公开号:BR112012010050B1
申请号:R112012010050
申请日:2010-10-21
公开日:2019-12-03
发明作者:Toussaint Gwenaëlle；Stevens Philippe
申请人:Electricite De France；
IPC主号:

专利说明:

Descriptive Report of the Invention Patent for: "ELECTROCHEMICAL DEVICE HAVING A SOLID ION CONDUCTING ALKALINE ELECTROLYTE AND A WATER ELECTROLYTE". The present invention refers to an electrochemical device, in particular to a rechargeable battery, which includes both a solid electrolyte membrane that can conduct alkaline cations and an aqueous saturated electrolyte, these two electrolytes being separated from each other by an organic polymer film. The energy density per unit mass (expressed in Wh / kg) of batteries is still the main factor that limits their use in mobile devices, such as electric vehicles or portable electronics. The limited energy density of these batteries is mainly due to the performance of the materials from which they are made. The best negative electrode materials currently available generally have a specific capacity of 300 to 350 Ah / kg. The specific capacity is only about 100 to 150 Ah / kg for positive electrode materials. The advantage of metal-air systems (lithium-air or sodium-air) is that the positive electrode has an infinite capacity. The oxygen consumed in the positive electrode does not need to be stored in the electrode, but it can be obtained from the ambient air. The capacity of the battery, then, only depends on the capacity of the negative electrode and the capacity of the battery to store the product of oxygen reduction, that is, lithium or sodium hydroxide formed in the compartment of the positive electrode during the discharge of the battery. The air electrode requires a basic aqueous or acidic medium to operate optimally. Unfortunately, the metallic lithium or metallic sodium used for the negative electrode reacts very strongly with water, and it is impossible for it to form in the presence of water during recharge because the water reduces at voltages that are very very low, preventing the metal lithium or sodium forms. A waterproof physical barrier is therefore required between the negative electrode compartment, which is based on lithium or sodium metal, and the positive electrode compartment containing an aqueous electrolyte. This impermeable physical barrier however must selectively allow metallic cations to pass from the aqueous electrolyte to the negative electrode and in the opposite direction.

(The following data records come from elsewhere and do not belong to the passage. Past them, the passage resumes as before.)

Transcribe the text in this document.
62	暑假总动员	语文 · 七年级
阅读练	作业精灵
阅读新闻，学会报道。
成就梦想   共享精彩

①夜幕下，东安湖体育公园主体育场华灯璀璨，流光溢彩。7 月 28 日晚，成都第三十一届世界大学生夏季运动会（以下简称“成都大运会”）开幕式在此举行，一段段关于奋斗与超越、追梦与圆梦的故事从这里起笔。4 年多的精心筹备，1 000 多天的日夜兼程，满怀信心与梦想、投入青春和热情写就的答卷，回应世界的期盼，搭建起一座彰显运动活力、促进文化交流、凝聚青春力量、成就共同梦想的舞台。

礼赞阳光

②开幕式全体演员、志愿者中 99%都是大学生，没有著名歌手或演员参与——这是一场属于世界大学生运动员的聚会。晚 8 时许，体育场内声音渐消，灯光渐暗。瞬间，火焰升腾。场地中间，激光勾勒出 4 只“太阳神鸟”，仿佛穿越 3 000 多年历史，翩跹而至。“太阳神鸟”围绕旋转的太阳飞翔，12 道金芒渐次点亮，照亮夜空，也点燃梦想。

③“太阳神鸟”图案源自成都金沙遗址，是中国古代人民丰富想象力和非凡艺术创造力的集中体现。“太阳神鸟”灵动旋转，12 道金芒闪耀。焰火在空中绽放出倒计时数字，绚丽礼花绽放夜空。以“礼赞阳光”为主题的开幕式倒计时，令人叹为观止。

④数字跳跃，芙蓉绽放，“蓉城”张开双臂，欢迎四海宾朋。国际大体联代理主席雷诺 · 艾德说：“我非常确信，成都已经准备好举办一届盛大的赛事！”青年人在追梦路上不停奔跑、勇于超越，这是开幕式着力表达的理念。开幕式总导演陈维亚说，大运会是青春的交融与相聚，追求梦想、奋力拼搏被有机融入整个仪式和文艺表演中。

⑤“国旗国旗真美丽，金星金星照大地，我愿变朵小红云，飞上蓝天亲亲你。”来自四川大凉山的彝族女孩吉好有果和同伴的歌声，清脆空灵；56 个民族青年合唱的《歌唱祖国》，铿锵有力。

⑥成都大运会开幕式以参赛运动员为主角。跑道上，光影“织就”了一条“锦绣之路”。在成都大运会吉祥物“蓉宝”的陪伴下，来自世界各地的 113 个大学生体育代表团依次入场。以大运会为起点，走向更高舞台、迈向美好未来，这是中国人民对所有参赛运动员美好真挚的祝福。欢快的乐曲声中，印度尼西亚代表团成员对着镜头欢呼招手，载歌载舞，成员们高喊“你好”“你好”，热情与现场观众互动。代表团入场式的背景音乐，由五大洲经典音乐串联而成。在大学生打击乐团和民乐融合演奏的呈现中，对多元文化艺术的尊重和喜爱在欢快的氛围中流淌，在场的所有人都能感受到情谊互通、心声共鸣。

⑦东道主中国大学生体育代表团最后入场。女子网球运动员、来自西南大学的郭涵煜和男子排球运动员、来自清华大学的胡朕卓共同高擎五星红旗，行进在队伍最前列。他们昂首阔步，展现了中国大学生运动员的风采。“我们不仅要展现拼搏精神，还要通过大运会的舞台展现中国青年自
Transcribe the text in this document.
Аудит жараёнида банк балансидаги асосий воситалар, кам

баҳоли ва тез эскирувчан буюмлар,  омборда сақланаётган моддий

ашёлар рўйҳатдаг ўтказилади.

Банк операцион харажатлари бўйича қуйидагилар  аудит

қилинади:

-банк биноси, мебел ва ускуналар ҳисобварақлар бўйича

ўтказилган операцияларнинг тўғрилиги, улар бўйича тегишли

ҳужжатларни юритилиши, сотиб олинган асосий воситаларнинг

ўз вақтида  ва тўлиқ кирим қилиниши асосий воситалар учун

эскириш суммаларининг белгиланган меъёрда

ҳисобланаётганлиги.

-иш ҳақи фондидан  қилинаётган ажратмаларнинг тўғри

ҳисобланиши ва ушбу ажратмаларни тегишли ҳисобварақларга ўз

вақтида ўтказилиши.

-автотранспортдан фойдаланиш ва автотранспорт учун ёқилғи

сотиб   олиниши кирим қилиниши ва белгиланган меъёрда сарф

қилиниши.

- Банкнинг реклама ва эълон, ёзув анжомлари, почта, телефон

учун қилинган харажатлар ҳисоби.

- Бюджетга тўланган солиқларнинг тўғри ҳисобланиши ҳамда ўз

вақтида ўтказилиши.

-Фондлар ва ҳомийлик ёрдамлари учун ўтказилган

A family of ceramic materials that meet these requirements, called "Li superionic conductors" (LISICONs) or "Na superionic conductors" (NASICONs), has been known for some time. These materials have advantageously high conductivities up to 1 χ 1CF4 or even 1 χ 10 ”3 S / cm at 25 ° C and good chemical stability with the aqueous electrolyte in the positive electrode compartment (air electrode). However, they react strongly with the lithium or sodium metal in the anode compartment and it is essential to isolate them, in a known way, from the lithium or sodium metal using a protective coating, for example a coating based on an oxynitrite glass phosphorous lithium (LiPON) or a glass of phosphorous sodium oxynitrite (NaPON).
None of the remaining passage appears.